I am having a bad day. It’s Saturday night and I am googling mononucleosis symptoms, so that should give you some idea of how things are going. I had to work most of the day, although I did make it to the gym first. I have to say, it was pretty validating to be able to say “I had a lung infection” when the Master Trainer(TM) asked me where I’d been.

Anyway, the board meeting was four hours in the middle of the day, so I skipped lunch and then went out with my colleagues for a glass of wine when it was over. We had some fries with truffle oil and salted caramel popcorn (omg) but by the time I left, it was nearly 6 pm and I was desperate for a real meal. (I was also in a fair amount of pain – there’s a gland in my throat that’s been bothering me, and today it’s hurting every time I swallow.)


Knowing I had very little food in the house, I had planned to stop by Busboys and Poets on the way home – Busboys is one of the few restaurants in DC that has reliable vegan options, and their vegan nachos are both gluten-free and delicious. They’re also no longer available for takeout orders, which was crushing, given my state of mind. The Chipotle next door had a line to the door, so I ended up at Sweetgreen. Raw greens are not easy for me on a good day, and even though I ordered a salad that included quinoa and tofu, what I got was basically a bowl of raw spinach and kale.

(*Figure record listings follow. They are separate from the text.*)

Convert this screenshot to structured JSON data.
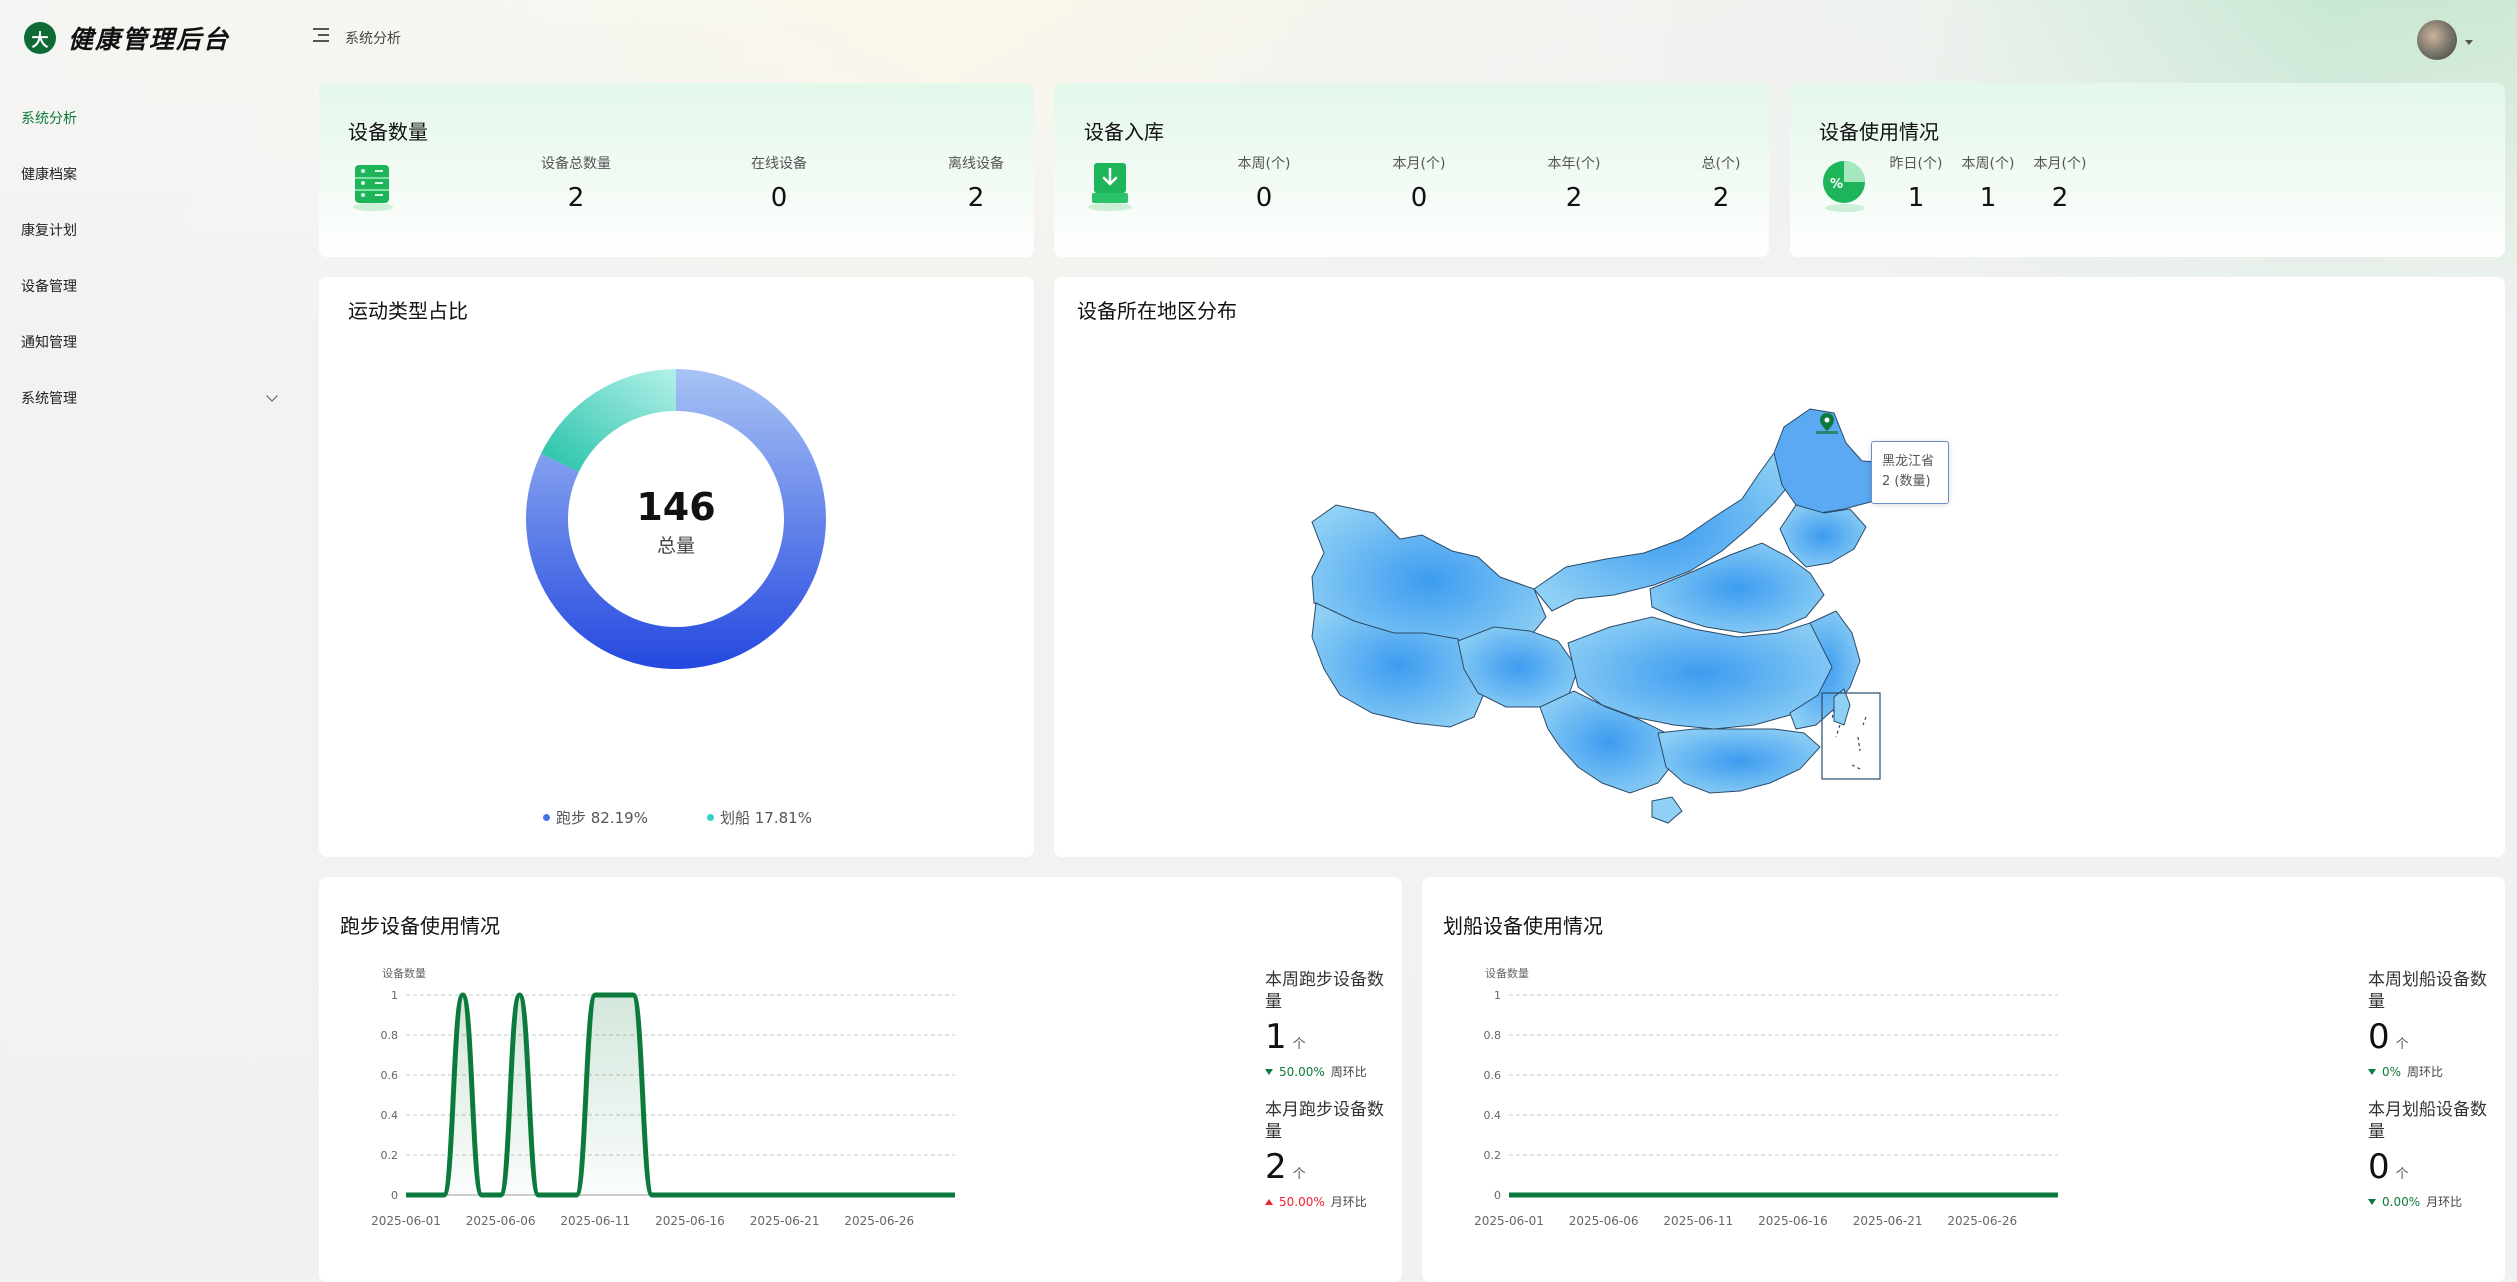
{
  "app": {
    "title": "健康管理后台",
    "logo_glyph": "大"
  },
  "header": {
    "breadcrumb": "系统分析"
  },
  "sidebar": {
    "items": [
      {
        "label": "系统分析",
        "active": true
      },
      {
        "label": "健康档案"
      },
      {
        "label": "康复计划"
      },
      {
        "label": "设备管理"
      },
      {
        "label": "通知管理"
      },
      {
        "label": "系统管理",
        "has_children": true
      }
    ]
  },
  "device_count": {
    "title": "设备数量",
    "icon": "device-stack-icon",
    "stats": [
      {
        "label": "设备总数量",
        "value": "2"
      },
      {
        "label": "在线设备",
        "value": "0"
      },
      {
        "label": "离线设备",
        "value": "2"
      }
    ]
  },
  "device_inbound": {
    "title": "设备入库",
    "icon": "download-box-icon",
    "stats": [
      {
        "label": "本周(个)",
        "value": "0"
      },
      {
        "label": "本月(个)",
        "value": "0"
      },
      {
        "label": "本年(个)",
        "value": "2"
      },
      {
        "label": "总(个)",
        "value": "2"
      }
    ]
  },
  "device_usage": {
    "title": "设备使用情况",
    "icon": "percent-pie-icon",
    "stats": [
      {
        "label": "昨日(个)",
        "value": "1"
      },
      {
        "label": "本周(个)",
        "value": "1"
      },
      {
        "label": "本月(个)",
        "value": "2"
      }
    ]
  },
  "exercise_share": {
    "title": "运动类型占比",
    "total_value": "146",
    "total_label": "总量",
    "legend": [
      {
        "label": "跑步 82.19%",
        "color": "#4a72e8"
      },
      {
        "label": "划船 17.81%",
        "color": "#36cfc9"
      }
    ]
  },
  "region_map": {
    "title": "设备所在地区分布",
    "map_label": "黑龙江省",
    "tooltip_region": "黑龙江省",
    "tooltip_value": "2 (数量)"
  },
  "running_usage": {
    "title": "跑步设备使用情况",
    "week_label": "本周跑步设备数量",
    "week_value": "1",
    "week_unit": "个",
    "week_change": "50.00%",
    "week_change_ctx": "周环比",
    "month_label": "本月跑步设备数量",
    "month_value": "2",
    "month_unit": "个",
    "month_change": "50.00%",
    "month_change_ctx": "月环比"
  },
  "rowing_usage": {
    "title": "划船设备使用情况",
    "week_label": "本周划船设备数量",
    "week_value": "0",
    "week_unit": "个",
    "week_change": "0%",
    "week_change_ctx": "周环比",
    "month_label": "本月划船设备数量",
    "month_value": "0",
    "month_unit": "个",
    "month_change": "0.00%",
    "month_change_ctx": "月环比"
  },
  "chart_data": [
    {
      "type": "pie",
      "title": "运动类型占比",
      "categories": [
        "跑步",
        "划船"
      ],
      "values": [
        82.19,
        17.81
      ],
      "total": 146,
      "legend_position": "bottom"
    },
    {
      "type": "area",
      "title": "跑步设备使用情况",
      "ylabel": "设备数量",
      "ylim": [
        0,
        1
      ],
      "yticks": [
        "0",
        "0.2",
        "0.4",
        "0.6",
        "0.8",
        "1"
      ],
      "xticks": [
        "2025-06-01",
        "2025-06-06",
        "2025-06-11",
        "2025-06-16",
        "2025-06-21",
        "2025-06-26"
      ],
      "grid": true,
      "x_start": "2025-06-01",
      "x_end": "2025-06-30",
      "series": [
        {
          "values": [
            0,
            0,
            0,
            1,
            0,
            0,
            1,
            0,
            0,
            0,
            1,
            1,
            1,
            0,
            0,
            0,
            0,
            0,
            0,
            0,
            0,
            0,
            0,
            0,
            0,
            0,
            0,
            0,
            0,
            0
          ]
        }
      ]
    },
    {
      "type": "area",
      "title": "划船设备使用情况",
      "ylabel": "设备数量",
      "ylim": [
        0,
        1
      ],
      "yticks": [
        "0",
        "0.2",
        "0.4",
        "0.6",
        "0.8",
        "1"
      ],
      "xticks": [
        "2025-06-01",
        "2025-06-06",
        "2025-06-11",
        "2025-06-16",
        "2025-06-21",
        "2025-06-26"
      ],
      "grid": true,
      "x_start": "2025-06-01",
      "x_end": "2025-06-30",
      "series": [
        {
          "values": [
            0,
            0,
            0,
            0,
            0,
            0,
            0,
            0,
            0,
            0,
            0,
            0,
            0,
            0,
            0,
            0,
            0,
            0,
            0,
            0,
            0,
            0,
            0,
            0,
            0,
            0,
            0,
            0,
            0,
            0
          ]
        }
      ]
    }
  ]
}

So now I’m near tears from pain and frustration and I’ve got a useless $8 salad. (Also, yes, this post is whiny, privileged b.s. It’s supposed to be about how I’m dealing with IBS though, so I’m getting to that next.)




Starting to look more digestible…

Step One: Throw on some quinoa.

Step Two: Heat some oil in a wok and add the giant salad. I covered the wok and let this cook down for about five minutes on medium heat. It turned into two good-sized servings of vegetables. As you can see, there wasn’t much quinoa to speak of in the original salad.

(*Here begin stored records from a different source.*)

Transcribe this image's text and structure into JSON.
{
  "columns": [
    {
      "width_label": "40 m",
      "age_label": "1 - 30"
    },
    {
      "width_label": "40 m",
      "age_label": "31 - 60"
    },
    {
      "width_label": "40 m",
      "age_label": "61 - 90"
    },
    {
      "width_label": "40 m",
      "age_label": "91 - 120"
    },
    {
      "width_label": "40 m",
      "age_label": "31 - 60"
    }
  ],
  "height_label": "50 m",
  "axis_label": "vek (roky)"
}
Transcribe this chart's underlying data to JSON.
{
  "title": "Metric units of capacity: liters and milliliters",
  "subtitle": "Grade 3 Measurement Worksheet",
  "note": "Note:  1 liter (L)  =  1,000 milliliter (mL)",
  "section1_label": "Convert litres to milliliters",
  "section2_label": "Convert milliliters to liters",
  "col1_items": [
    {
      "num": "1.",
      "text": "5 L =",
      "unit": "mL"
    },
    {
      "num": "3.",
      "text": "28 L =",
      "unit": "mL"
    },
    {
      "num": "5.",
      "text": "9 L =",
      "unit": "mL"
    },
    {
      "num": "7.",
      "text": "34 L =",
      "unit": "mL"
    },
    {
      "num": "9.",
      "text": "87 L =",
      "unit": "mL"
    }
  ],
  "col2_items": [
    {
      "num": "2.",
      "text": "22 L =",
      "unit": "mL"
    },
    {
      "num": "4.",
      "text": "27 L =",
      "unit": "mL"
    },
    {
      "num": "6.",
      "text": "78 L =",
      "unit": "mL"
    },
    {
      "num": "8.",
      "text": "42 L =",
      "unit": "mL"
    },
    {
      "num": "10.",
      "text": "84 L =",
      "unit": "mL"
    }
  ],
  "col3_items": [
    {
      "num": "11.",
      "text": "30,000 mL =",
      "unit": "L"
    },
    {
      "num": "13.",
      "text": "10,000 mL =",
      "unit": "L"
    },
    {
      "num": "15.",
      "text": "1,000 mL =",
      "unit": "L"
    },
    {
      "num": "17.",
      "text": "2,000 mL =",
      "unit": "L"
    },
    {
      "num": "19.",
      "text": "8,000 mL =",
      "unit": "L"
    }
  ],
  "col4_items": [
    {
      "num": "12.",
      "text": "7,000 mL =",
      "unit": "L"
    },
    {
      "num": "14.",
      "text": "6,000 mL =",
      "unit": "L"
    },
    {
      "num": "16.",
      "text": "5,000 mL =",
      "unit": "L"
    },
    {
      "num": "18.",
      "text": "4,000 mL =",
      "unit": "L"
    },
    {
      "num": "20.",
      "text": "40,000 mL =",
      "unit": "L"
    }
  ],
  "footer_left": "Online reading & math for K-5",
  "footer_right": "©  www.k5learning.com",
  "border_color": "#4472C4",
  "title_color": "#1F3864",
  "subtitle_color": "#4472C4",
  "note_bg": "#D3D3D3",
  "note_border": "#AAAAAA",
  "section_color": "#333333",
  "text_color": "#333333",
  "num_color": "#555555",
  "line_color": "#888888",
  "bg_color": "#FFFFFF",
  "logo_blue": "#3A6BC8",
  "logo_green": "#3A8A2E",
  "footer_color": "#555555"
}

Step Three: Open a can of garbanzo beans, drain and rinse.

Step Four: Combine about a cup of cooked quinoa, 1/2 a cup of garbanzo beans, about 1/2 the veggies and a tablespoon of nutritional yeast in a bowl.




Step Five: Enjoy your IBS-friendly “salad.”

This turned out to be pretty damn delicious, although a lot more labor intensive than I had originally planned for this evening. I’m supposed to be meeting friends to celebrate someone’s new job, but I’m waiting for the pain killers to kick in. Either that, or I’m spending a rockin’ Saturday night on the couch watching The Tudors.